Benchmark Results: 3D Performance
GeForce GTX 660 Ti Review: Nvidia's Trickle-Down Keplernomics included a ton of detailed performance benchmarks. Today, we're focusing on comparing the cards themselves. The largest differences between them are their factory GPU and memory overclocks. When it comes to quantifying the effects of those subtle changes, 3DMark 11 is pretty effective at normalizing variables and giving us good results.
Gigabyte's GeForce GTX 660 Ti Windforce 2X OC Edition at 1033 MHz and MSI's N660 Ti PE 2GD5/OC at 1019 MHz clearly pull ahead of their competition at 3DMark's Entry and Performance presets. But what about Zotac’s GeForce GTX 660 Ti AMP! Edition at 1033 MHz, the card with the highest memory clock rate? And why do the Palit and Gainward cards, which are almost identical, demonstrate different results?

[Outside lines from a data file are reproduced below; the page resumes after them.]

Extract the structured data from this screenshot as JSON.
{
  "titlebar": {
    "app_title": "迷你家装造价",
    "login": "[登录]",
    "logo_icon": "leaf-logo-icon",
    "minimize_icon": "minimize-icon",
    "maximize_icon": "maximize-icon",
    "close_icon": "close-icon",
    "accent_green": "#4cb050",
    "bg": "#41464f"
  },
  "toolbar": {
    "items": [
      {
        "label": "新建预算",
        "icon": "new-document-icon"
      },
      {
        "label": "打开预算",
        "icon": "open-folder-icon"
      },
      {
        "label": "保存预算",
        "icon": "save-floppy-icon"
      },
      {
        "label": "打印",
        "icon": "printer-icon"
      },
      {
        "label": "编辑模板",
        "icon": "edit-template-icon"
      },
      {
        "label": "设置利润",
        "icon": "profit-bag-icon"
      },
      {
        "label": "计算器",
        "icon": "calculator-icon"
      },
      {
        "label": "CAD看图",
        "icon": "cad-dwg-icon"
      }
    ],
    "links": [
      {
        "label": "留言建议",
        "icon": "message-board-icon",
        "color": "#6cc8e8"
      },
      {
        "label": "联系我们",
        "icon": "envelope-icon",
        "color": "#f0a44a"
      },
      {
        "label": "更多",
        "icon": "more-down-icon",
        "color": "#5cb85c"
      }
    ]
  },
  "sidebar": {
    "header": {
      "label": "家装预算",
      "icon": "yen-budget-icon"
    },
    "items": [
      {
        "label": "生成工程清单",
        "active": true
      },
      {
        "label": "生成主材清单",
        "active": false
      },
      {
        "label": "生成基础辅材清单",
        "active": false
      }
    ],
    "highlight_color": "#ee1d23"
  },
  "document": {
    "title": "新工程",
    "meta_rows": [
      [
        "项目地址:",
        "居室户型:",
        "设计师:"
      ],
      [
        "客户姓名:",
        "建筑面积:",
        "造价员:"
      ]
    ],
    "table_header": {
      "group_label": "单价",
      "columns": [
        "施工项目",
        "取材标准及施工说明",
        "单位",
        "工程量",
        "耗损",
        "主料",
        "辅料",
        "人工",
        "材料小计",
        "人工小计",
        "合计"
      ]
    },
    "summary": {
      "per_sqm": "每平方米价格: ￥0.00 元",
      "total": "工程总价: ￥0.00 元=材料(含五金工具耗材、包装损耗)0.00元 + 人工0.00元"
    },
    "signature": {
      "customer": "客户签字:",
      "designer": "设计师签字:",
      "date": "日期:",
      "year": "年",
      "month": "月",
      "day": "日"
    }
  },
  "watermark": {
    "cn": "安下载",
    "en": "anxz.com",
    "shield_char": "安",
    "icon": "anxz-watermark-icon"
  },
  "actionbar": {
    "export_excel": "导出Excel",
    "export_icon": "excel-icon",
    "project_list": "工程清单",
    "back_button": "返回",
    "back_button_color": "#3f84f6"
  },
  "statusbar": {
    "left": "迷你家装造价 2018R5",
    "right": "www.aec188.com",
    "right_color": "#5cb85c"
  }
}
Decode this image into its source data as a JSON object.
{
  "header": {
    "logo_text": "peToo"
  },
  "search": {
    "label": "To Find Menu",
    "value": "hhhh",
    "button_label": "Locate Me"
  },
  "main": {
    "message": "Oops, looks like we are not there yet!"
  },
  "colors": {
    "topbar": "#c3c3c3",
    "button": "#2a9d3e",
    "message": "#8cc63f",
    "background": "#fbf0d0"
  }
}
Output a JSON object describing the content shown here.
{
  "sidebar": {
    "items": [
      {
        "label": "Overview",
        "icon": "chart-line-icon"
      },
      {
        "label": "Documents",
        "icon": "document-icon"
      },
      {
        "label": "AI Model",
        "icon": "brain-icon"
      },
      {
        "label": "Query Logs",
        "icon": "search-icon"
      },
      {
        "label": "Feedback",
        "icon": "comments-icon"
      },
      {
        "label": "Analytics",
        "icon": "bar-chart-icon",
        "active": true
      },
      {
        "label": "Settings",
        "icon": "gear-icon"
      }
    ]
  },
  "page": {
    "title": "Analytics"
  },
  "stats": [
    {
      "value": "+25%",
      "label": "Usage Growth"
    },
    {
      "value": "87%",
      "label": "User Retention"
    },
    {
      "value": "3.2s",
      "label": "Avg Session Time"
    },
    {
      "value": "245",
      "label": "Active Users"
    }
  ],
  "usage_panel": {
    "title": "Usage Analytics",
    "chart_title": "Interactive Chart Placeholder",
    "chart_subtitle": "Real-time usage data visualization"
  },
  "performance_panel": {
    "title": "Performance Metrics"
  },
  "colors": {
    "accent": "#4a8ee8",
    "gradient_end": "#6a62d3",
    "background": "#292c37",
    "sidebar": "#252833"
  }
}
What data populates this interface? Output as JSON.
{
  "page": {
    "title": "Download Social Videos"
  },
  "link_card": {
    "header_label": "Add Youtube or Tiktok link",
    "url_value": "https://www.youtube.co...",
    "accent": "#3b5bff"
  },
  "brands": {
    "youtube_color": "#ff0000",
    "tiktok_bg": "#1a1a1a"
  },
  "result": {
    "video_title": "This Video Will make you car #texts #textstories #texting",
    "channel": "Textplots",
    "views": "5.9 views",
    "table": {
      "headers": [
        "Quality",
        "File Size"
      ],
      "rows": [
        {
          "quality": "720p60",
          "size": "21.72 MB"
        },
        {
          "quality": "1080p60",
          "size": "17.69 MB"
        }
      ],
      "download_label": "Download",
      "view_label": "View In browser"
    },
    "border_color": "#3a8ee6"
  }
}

The answer is both simple and surprising. But first, the benchmark:
The GPU Boost clock rates of the cards behave differently under load. The Asus and Zotac boards don’t increase at all. The Gainward card's GPU is apparently more scalable than Palit's, granting it somewhat better performance in spite of the almost identical technical specifications and build. This is interesting in light of the fact that Gainward is Palit’s flagship brand, and the Gainward GTX 660 Ti Phantom is more expensive than the Palit GTX 660 Ti Jetstream.
The Entry and Performance presets in 3DMark 11 aren't very memory bandwidth-dependent, but they do push each GPU to its limits. The following GPGPU-oriented benchmarks apply to 3DMark 11’s Extreme preset as well.
The two cards based on Nvidia's GeForce GTX 670 PCB clearly win under the synthetic's Extreme preset. This shows that a factory-overclocked GPU isn't everything; memory interface bandwidth matters as well.
This is a phenomenon we expected to see when Nvidia first announced GPU Boost, and we're starting to see it mess with the value of add-in board partner offerings. It makes less sense to pay more for a higher base clock when the effects of GPU Boost affect each piece of silicon differently (and there's nothing you can do about it).
DirectX 11 vs. DirectX 9 and Resolution
We benchmarked all seven cards using two game presets and two resolutions. Under DirectX 9, Gigabyte has the fastest GeForce GTX 660 Ti, followed closely by Zotac. On paper, this should have been the other way around, given Zotac's 100 MHz-higher memory clock rate. Our best guess is that the GPU on Zotac's card simply wasn't as good. Zotac does manage to outmaneuver the Gigabyte board under DirectX 11, though.
The other GeForce GTX 660 Tis perform on par with what we were expecting, based on their specs.
Although the GeForce GTX 670s behave as we'd expect, based on previous benchmarks, the GeForce GTX 660 Ti cards are slower under DirectX 9 than 11. Moreover, the clock rates of the most aggressively overclocked 660 Tis weren't high enough to contend with the slowest GeForce GTX 670. Of course, this could be by Nvidia's design after watching GTX 670s overtake pricier 680s.